There's obviously a lot of uncertainty in his model so the figures won't be exact but the overall trend could well be correct. Some may think James Lovelock an eccentric old man, but has been proved right many times in the past and as an nonagenarian with no kids he is not blinded by hope, just tells it how he sees it.
It didn't take long for the lemming side of you to show, suggesting mass suicide in the face of human ugliness (incidentally, however, they say that, if anyone, it will be the rodents who will survive).
Among the many fatalists arguing along these lines I remember reading something by someone (I am not the encyclopaedic reader you appear to be) who was in favour not only of atomic energy but of locking ourselves into big cities and leaving the rest of the planet to itself. It was all a bit ironic, but, contrary to most Christians, he did believe that this place is not there for us and should be left alone. Simply to be.
It all makes me sad and gloomy and feel bad about being a human. There is no innocence in our race.
Depressingly, I agree with you both. The world won't miss us - except perhaps with a shudder.
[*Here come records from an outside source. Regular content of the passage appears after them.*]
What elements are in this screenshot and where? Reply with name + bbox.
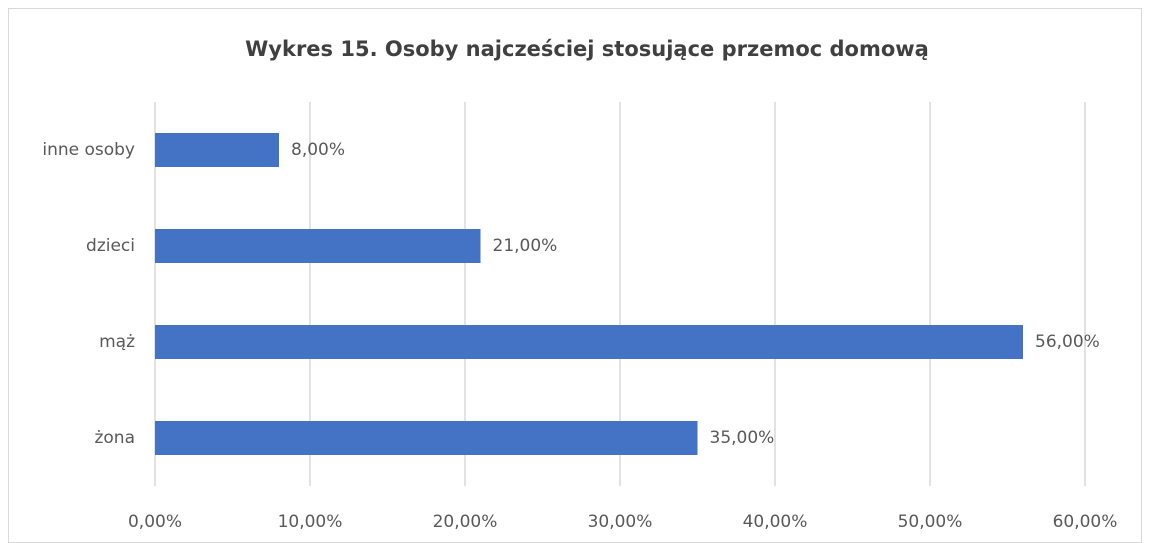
bar xyxy=(155,421,698,455)
y-tick-label: dzieci xyxy=(86,236,135,256)
chart-title: Wykres 15. Osoby najcześciej stosujące p… xyxy=(245,37,929,61)
y-tick-label: żona xyxy=(94,428,135,448)
chart-border xyxy=(8,8,1142,543)
bar xyxy=(155,133,279,167)
x-tick-label: 0,00% xyxy=(128,512,182,532)
x-tick-label: 20,00% xyxy=(433,512,498,532)
y-tick-label: inne osoby xyxy=(42,140,135,160)
x-tick-label: 10,00% xyxy=(278,512,343,532)
bar xyxy=(155,229,481,263)
x-tick-label: 40,00% xyxy=(743,512,808,532)
y-tick-label: mąż xyxy=(99,332,135,352)
x-tick-label: 60,00% xyxy=(1053,512,1118,532)
value-label: 56,00% xyxy=(1035,332,1100,352)
value-label: 35,00% xyxy=(710,428,775,448)
value-label: 8,00% xyxy=(291,140,345,160)
value-label: 21,00% xyxy=(493,236,558,256)
x-tick-label: 50,00% xyxy=(898,512,963,532)
x-tick-label: 30,00% xyxy=(588,512,653,532)
bar xyxy=(155,325,1023,359)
You do know a species only needs forty individuals to have a viable gene pool don't you? The species will be fine. It is civilisation that will collapse. So we go back to punching deer to death for a few generations while we wait for society to reinvent the drive-thru, it's hardly worth getting worked up about.
I didn't know that. Do we get to pick these forty?
Geneticists have worked out that in the past, 100,000 years ago or something, the human population dropped to about 200. We very nearly became extinct.
I don't think the vole should get to choose. We might need a librarian though, the ratio of books to people will go up considerably.
Excellent. Roll on the extinction.
OK. So the world becomes a wasteland and the rabbits take over. But if the world is a wasteland, then there is no 'functional land' to define the wasteland against. Therefore, everything reverts to 'land'. Therefore, even in my area, house prices stabilize. Whoopee. No nasty neighbours either.